In [None]:
%load_ext autoreload
%autoreload 2
%matplotlib inline

In [None]:
import pandas as pd
import numpy as np

# # Useful for plotting graphs
import matplotlib.pyplot as plt
from seaborn import scatterplot

from sklearn.linear_model import LinearRegression

# # Intent for data exploration
from pandas.plotting import scatter_matrix
from seaborn import scatterplot

# # Important in order to create a test set
from sklearn.model_selection import train_test_split

from sklearn.compose import ColumnTransformer
from sklearn.pipeline import Pipeline

from sklearn.impute import SimpleImputer
from sklearn.preprocessing import StandardScaler
from sklearn.preprocessing import MinMaxScaler
from sklearn.preprocessing import RobustScaler

from sklearn.preprocessing import OneHotEncoder

# # For feature engineering
from sklearn.base import BaseEstimator, TransformerMixin

from sklearn.linear_model import Ridge
from sklearn.neighbors import KNeighborsRegressor

from sklearn.model_selection import GridSearchCV
from sklearn.model_selection import cross_validate

from sklearn.metrics import mean_absolute_error

from joblib import dump

from sklearn.model_selection import ShuffleSplit

from sklearn.model_selection import cross_val_score

from sklearn.model_selection import RandomizedSearchCV

from sklearn.preprocessing import PolynomialFeatures

from sklearn.model_selection import validation_curve
from sklearn.model_selection import learning_curve

from seaborn import lmplot, stripplot





# Read in and Check the Data
#### I also shuffle the dataset which will ensure randomisation

In [None]:
df = pd.read_csv('dataset_vehicles.csv')

df = df.sample(frac=1, random_state=2)
df.reset_index(drop=True, inplace=True)

#### Summary Statistics

In [None]:
df.describe(include="all")

#### Checking all the columns in the dataset

In [None]:
df.columns

#### This checks to see how many items are in the dataset

In [None]:
df.index

#### Illustrating the dimensions of the dataframe. 18938 rows, 19 columns.
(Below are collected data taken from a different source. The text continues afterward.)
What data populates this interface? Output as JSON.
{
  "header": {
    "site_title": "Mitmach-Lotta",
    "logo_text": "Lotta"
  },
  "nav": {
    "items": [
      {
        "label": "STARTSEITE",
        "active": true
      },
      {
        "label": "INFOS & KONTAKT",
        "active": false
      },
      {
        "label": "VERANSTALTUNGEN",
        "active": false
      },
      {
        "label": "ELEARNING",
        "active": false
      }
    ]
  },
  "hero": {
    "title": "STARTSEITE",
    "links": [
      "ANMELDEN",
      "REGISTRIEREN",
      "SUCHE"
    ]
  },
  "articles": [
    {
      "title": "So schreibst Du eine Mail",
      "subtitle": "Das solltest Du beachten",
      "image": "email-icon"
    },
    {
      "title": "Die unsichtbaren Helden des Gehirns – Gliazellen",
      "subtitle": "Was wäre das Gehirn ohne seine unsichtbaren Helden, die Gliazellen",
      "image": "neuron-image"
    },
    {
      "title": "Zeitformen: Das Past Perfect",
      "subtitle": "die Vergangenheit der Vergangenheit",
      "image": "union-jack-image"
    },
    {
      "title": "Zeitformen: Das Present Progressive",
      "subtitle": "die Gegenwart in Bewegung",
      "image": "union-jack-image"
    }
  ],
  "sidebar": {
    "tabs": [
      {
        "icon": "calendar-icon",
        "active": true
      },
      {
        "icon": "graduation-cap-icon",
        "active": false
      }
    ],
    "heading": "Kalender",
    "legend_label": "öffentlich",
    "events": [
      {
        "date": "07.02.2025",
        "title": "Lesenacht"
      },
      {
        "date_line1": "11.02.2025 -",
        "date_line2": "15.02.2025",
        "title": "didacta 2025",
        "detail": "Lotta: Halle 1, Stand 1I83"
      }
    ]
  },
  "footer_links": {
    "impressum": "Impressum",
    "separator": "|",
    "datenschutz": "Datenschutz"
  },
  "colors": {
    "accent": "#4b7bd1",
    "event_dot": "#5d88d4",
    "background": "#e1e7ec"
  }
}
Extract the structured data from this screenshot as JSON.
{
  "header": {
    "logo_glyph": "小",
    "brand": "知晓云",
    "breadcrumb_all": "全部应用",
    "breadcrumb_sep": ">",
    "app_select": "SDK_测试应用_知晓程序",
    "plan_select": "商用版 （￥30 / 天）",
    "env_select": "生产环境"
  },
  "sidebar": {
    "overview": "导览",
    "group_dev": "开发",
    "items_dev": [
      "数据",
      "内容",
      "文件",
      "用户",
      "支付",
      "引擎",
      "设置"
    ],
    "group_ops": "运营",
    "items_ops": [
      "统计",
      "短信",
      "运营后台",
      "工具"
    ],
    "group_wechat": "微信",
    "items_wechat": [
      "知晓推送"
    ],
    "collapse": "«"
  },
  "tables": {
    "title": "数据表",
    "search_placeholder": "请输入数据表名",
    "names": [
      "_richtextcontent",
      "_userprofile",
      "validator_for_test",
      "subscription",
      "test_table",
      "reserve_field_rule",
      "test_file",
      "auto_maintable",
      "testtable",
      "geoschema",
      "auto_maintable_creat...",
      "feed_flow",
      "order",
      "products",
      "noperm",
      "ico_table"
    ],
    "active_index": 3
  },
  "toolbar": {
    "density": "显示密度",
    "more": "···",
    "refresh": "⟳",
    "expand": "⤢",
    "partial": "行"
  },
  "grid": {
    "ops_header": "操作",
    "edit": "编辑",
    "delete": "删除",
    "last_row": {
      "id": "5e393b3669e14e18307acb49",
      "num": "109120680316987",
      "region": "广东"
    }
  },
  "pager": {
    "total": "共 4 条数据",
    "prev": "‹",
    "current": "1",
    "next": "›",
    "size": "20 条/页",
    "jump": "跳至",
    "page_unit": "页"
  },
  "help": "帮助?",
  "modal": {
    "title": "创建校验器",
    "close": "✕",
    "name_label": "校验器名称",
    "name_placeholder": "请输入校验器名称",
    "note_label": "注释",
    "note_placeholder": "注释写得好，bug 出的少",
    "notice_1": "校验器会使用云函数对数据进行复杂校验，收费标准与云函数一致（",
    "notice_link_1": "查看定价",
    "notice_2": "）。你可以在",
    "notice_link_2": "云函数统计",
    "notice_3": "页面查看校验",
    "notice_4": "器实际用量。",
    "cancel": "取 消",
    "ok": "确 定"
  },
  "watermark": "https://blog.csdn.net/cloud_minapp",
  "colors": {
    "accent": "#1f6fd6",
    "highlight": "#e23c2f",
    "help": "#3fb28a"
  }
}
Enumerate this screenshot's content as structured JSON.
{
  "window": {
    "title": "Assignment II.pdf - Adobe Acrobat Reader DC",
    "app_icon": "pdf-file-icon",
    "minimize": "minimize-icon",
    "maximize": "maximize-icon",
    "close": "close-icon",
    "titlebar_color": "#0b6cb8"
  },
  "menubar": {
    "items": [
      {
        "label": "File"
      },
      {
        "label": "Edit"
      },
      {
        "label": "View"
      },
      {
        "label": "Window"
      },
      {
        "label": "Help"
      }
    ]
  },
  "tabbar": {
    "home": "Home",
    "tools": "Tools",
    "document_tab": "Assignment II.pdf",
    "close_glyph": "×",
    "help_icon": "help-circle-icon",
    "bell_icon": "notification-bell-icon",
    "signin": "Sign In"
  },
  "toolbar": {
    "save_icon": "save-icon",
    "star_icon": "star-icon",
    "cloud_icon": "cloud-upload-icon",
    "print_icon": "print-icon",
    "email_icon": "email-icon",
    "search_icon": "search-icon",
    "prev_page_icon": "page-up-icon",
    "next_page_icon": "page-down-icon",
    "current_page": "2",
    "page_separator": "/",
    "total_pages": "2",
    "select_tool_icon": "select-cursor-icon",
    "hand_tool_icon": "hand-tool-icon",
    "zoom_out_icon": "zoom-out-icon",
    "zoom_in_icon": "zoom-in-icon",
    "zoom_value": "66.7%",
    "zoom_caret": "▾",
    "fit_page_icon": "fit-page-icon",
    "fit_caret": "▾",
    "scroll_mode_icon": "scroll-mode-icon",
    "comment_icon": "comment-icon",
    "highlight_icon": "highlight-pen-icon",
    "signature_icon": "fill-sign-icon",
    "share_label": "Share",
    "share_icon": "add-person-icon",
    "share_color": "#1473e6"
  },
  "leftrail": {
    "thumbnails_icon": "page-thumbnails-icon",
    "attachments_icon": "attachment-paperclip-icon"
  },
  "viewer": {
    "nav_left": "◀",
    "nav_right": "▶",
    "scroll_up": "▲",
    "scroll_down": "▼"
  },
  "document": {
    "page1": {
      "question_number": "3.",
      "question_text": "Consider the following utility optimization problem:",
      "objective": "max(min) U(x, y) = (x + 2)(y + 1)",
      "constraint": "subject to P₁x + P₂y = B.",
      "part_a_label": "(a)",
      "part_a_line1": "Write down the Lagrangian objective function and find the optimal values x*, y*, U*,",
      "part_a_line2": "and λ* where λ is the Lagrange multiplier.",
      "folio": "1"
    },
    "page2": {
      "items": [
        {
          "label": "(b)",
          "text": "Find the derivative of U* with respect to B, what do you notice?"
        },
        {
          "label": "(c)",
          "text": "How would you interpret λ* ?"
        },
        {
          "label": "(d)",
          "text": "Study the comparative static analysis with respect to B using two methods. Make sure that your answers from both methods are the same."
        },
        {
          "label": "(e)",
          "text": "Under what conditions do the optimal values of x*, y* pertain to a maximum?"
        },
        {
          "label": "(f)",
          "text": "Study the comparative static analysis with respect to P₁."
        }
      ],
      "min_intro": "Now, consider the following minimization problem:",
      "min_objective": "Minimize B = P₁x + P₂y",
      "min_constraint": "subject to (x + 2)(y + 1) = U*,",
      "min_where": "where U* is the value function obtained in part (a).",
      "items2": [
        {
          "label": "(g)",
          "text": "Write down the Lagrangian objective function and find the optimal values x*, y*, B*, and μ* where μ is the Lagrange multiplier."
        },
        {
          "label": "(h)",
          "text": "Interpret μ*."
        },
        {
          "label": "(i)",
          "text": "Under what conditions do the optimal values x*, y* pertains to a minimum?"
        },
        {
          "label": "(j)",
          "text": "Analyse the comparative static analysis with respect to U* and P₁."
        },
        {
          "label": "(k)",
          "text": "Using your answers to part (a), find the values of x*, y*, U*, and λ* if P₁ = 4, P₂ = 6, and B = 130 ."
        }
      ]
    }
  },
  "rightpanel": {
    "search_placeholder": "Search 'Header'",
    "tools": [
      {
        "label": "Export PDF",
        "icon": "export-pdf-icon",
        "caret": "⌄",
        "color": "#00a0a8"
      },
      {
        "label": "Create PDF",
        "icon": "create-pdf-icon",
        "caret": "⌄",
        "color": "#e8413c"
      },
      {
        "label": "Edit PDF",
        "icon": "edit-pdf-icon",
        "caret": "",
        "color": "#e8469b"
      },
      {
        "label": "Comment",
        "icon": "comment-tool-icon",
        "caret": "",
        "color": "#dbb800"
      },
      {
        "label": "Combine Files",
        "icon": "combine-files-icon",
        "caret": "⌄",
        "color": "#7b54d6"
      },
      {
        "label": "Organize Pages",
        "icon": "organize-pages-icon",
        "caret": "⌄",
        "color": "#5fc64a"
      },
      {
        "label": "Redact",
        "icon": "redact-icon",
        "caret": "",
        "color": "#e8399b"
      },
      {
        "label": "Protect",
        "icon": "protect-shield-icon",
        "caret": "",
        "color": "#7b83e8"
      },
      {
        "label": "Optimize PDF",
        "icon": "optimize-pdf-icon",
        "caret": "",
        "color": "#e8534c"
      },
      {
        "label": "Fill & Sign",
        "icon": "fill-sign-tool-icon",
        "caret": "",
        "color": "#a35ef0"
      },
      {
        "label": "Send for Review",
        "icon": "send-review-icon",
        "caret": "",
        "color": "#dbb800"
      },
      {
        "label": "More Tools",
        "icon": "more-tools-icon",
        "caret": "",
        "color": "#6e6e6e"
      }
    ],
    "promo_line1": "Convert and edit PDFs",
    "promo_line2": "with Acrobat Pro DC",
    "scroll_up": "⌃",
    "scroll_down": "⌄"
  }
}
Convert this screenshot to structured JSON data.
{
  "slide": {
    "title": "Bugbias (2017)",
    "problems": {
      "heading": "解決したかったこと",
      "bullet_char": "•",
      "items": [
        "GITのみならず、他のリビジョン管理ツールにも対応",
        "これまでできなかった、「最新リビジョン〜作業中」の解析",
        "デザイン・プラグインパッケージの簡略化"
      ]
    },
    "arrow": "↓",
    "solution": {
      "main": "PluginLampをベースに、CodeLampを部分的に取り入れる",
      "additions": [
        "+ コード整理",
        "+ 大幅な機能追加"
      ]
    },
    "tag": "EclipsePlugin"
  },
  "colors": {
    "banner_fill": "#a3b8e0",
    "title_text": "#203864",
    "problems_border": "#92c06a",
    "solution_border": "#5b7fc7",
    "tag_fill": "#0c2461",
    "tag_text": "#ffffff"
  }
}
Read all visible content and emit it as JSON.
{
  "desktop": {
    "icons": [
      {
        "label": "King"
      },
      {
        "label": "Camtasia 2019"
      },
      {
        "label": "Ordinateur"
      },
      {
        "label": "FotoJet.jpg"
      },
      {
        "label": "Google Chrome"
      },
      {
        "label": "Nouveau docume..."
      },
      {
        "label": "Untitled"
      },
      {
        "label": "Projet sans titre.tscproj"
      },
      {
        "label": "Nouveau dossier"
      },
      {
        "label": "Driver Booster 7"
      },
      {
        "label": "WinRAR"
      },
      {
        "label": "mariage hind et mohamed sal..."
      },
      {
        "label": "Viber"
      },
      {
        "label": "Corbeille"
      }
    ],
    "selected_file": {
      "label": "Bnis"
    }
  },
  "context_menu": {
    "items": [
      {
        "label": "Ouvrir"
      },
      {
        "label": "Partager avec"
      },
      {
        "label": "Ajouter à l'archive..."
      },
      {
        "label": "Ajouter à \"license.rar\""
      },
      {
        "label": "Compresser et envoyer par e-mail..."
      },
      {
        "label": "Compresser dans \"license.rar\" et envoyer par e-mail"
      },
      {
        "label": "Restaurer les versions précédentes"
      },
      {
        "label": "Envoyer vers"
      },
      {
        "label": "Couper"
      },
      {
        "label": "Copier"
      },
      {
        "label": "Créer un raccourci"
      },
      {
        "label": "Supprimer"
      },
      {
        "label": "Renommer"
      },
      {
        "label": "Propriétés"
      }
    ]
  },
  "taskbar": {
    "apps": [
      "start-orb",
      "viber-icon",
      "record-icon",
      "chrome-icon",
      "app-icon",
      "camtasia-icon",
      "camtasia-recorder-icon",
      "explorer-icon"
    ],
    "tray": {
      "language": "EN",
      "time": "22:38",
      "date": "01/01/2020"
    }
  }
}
Shape can be used to determine whether we should use K fold or Holdout. In this case it would be Holdout as it is a large dataset. 

In [None]:
df.shape

#### Showcasing the datatypes. Notice how there is only 1 integer, the rest are strings. It is clear that I need to convert some objects to integers

In [None]:
df.dtypes

#### Visual representation of the dataframe. Initial reaction indicates that the dataframe needs to be cleaned. Only showing a few rows to minimise leakage

In [None]:
df.head()

#### Taking a copy of the df incase I make a big error, I still have the original

In [None]:
df1 = df.copy()

# Data Cleaning
#### This includes converting objects to integers and removing outliers

#### Removing "Rs" from the price. Removing the comma so it can be converted to an integer. Converting to integer

In [None]:
df1['Price'] = df1['Price'].str.replace('Rs', '')
df1["Price"] = df1["Price"].str.replace(',', '')
df1["Price"] = df1["Price"].astype(int)

#### Renaming Mileage to Mileage_km so I can extract km in the data to make the values an integer. The reason for renaiming is, so when the value is gone, future readers will understand from the title what it is measured in. The user could eaily think it is miles instead of km as some countries use different measurements

In [None]:
df1 = df1.rename(columns={'Mileage':'Mileage_km'})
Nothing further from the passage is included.